A Romanian woman (R) with a placard that reads: ‘WE WANT JUSTICE IN ROMANIA!’ during a protest against the way authorities handled the kidnapping of a 15-year-old killed in Caracal, in front of the Interior Ministry in Bucharest, 27 July 2018. Archive photo: EPA-EFE/Robert Ghement
Romanian police on Thursday arrested the mayor of the Stefanestii de Jos municipality, Robert Stefan, on charges of having sex with a minor.
Judicial sources quoted by the media said the events happened in early 2018, after two individuals allegedly handed the 12-year-old victim to the mayor while he was attending a party.
The child had allegedly already been beaten and raped by the two other suspects, who have also been arrested alongside the mayor, sources said. Investigators are working to establish who impregnated the victim.
The case came to the attention of police after the minor gave birth at a Bucharest clinic in 2018, but no arrests were made until now.
Several NGOs and international reports compiled by the US government, the European Commission and a group of experts of the Council of Europe have drawn attention recently to the prevalence of child trafficking and sexual exploitation of minors in Romania.
Published on 3 June this year, the Council of Europe’s evaluation said that 74 per cent of the more than 2,600 victims of human trafficking in Romania between 2016 and 2019 were female and nearly half were children. NGOs believe human trafficking is heavily underreported in Romania.
“Sexual exploitation remained the most common purpose of trafficking in the reporting period, followed by labour exploitation,” the CoE report added.
Responding to international pressure, Romanian legislators have toughened laws punishing crimes related to human trafficking and sexual abuse of minors.

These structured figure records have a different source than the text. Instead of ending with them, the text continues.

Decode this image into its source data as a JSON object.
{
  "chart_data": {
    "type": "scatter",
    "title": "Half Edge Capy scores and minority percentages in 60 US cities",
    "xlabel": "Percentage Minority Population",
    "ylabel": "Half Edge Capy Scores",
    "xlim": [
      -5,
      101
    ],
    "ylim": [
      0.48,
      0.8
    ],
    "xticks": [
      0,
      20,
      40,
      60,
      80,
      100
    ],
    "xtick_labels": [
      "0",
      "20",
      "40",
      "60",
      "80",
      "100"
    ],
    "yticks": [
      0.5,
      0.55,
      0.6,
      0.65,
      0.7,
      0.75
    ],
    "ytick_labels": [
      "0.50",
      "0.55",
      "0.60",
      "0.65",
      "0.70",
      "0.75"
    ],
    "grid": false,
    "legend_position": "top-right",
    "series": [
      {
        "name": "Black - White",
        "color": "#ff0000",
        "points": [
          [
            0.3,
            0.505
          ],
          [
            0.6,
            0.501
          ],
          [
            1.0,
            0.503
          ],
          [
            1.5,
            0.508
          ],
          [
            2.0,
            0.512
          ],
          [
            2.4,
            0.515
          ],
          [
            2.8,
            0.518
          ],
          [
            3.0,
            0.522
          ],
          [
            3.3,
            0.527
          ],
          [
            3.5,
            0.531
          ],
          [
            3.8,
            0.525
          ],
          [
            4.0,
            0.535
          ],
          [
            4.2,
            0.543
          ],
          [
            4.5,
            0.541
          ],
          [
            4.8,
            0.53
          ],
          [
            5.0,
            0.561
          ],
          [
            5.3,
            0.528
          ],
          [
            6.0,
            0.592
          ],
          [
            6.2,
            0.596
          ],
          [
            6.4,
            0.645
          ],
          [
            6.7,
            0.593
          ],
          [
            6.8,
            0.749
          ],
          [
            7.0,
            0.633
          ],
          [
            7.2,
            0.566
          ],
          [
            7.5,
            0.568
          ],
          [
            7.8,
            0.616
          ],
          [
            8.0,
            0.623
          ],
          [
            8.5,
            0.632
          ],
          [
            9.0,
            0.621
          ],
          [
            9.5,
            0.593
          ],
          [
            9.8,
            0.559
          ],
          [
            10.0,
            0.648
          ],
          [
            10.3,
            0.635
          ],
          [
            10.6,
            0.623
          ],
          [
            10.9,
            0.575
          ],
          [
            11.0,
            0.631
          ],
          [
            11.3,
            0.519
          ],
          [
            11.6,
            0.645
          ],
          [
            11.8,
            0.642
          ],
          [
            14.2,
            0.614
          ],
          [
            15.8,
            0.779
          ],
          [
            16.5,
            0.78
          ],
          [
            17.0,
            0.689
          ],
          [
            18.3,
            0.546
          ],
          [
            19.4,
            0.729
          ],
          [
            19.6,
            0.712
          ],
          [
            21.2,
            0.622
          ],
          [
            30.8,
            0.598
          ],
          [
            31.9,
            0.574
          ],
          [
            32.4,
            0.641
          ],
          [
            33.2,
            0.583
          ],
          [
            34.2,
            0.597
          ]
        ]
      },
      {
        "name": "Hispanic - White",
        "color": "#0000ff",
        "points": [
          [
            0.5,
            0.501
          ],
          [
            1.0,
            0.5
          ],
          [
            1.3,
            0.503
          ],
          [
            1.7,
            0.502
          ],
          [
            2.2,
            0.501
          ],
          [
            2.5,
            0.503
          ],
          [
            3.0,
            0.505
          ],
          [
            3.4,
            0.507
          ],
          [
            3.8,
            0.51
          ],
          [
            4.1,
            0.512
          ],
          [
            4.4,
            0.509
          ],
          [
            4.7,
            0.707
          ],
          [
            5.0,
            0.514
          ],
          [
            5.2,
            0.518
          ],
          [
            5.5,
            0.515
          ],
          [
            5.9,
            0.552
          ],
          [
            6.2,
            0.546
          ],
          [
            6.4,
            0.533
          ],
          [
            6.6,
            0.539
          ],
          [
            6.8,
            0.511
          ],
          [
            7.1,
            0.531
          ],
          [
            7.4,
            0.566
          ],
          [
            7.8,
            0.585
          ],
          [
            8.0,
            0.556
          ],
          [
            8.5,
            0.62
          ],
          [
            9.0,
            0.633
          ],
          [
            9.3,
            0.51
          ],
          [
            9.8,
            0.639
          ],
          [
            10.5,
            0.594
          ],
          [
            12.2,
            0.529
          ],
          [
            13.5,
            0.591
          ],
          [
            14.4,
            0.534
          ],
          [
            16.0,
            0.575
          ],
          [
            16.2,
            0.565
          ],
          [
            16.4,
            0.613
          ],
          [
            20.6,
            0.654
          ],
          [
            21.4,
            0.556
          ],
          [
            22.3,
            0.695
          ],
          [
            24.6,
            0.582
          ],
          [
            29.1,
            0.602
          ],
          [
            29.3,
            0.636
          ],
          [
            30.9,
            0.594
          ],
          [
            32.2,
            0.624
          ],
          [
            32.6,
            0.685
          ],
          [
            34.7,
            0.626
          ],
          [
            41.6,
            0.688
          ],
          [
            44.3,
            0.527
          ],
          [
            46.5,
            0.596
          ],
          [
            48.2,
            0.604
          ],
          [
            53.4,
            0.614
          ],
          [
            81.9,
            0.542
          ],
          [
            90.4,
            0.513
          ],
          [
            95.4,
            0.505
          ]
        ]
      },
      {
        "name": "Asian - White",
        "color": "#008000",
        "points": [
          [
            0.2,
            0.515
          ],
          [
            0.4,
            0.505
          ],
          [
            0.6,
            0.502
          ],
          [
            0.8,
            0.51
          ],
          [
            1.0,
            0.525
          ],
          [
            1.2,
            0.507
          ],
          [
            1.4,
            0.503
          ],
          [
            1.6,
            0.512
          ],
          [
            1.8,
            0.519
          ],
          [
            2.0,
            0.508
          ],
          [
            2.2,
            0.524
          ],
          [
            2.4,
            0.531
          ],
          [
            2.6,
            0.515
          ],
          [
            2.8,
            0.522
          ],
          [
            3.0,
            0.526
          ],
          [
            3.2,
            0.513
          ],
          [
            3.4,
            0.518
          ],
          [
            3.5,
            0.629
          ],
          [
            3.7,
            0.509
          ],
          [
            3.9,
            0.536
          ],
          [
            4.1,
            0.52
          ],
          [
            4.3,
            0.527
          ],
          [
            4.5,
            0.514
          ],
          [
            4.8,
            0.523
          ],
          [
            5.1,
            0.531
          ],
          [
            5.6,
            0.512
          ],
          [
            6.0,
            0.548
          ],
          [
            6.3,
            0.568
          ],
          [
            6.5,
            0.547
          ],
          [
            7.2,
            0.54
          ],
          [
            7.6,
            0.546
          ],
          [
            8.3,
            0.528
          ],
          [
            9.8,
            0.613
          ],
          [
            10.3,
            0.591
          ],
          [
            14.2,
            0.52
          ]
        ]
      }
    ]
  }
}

On June 3, the parliament passed a law removing the statute of limitations for a number of these crimes, including rape and sex with minors.
However, NGOs and international organisations are pushing Romania to devote more resources and better policies to identify vulnerable women and children before they fall prey to abusers.

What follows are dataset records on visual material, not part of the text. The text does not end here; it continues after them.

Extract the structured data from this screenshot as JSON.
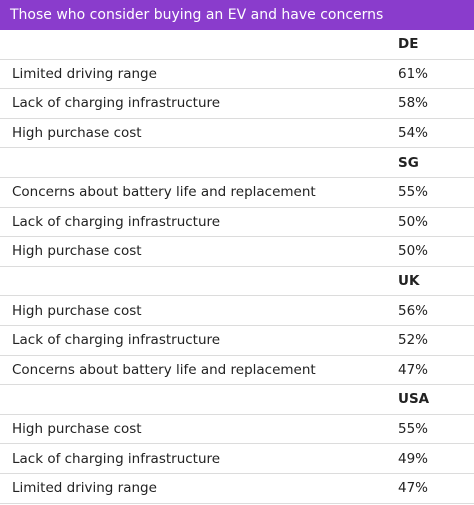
{
  "header": {
    "title": "Those who consider buying an EV and have concerns"
  },
  "table": {
    "groups": [
      {
        "name": "DE",
        "rows": [
          [
            "Limited driving range",
            "61%"
          ],
          [
            "Lack of charging infrastructure",
            "58%"
          ],
          [
            "High purchase cost",
            "54%"
          ]
        ]
      },
      {
        "name": "SG",
        "rows": [
          [
            "Concerns about battery life and replacement",
            "55%"
          ],
          [
            "Lack of charging infrastructure",
            "50%"
          ],
          [
            "High purchase cost",
            "50%"
          ]
        ]
      },
      {
        "name": "UK",
        "rows": [
          [
            "High purchase cost",
            "56%"
          ],
          [
            "Lack of charging infrastructure",
            "52%"
          ],
          [
            "Concerns about battery life and replacement",
            "47%"
          ]
        ]
      },
      {
        "name": "USA",
        "rows": [
          [
            "High purchase cost",
            "55%"
          ],
          [
            "Lack of charging infrastructure",
            "49%"
          ],
          [
            "Limited driving range",
            "47%"
          ]
        ]
      }
    ]
  }
}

Romania has also been reprimanded for not doing enough to protect victims and bring perpetrators to book.
In June last year, the US government’s annual report on human trafficking placed Romania in the third level out of four when it comes to efficiently fighting this crime. Ireland was the only other EU country ranked at that level.
Among other failings, the report warned that Romanian officials are often in cahoots with human traffickers.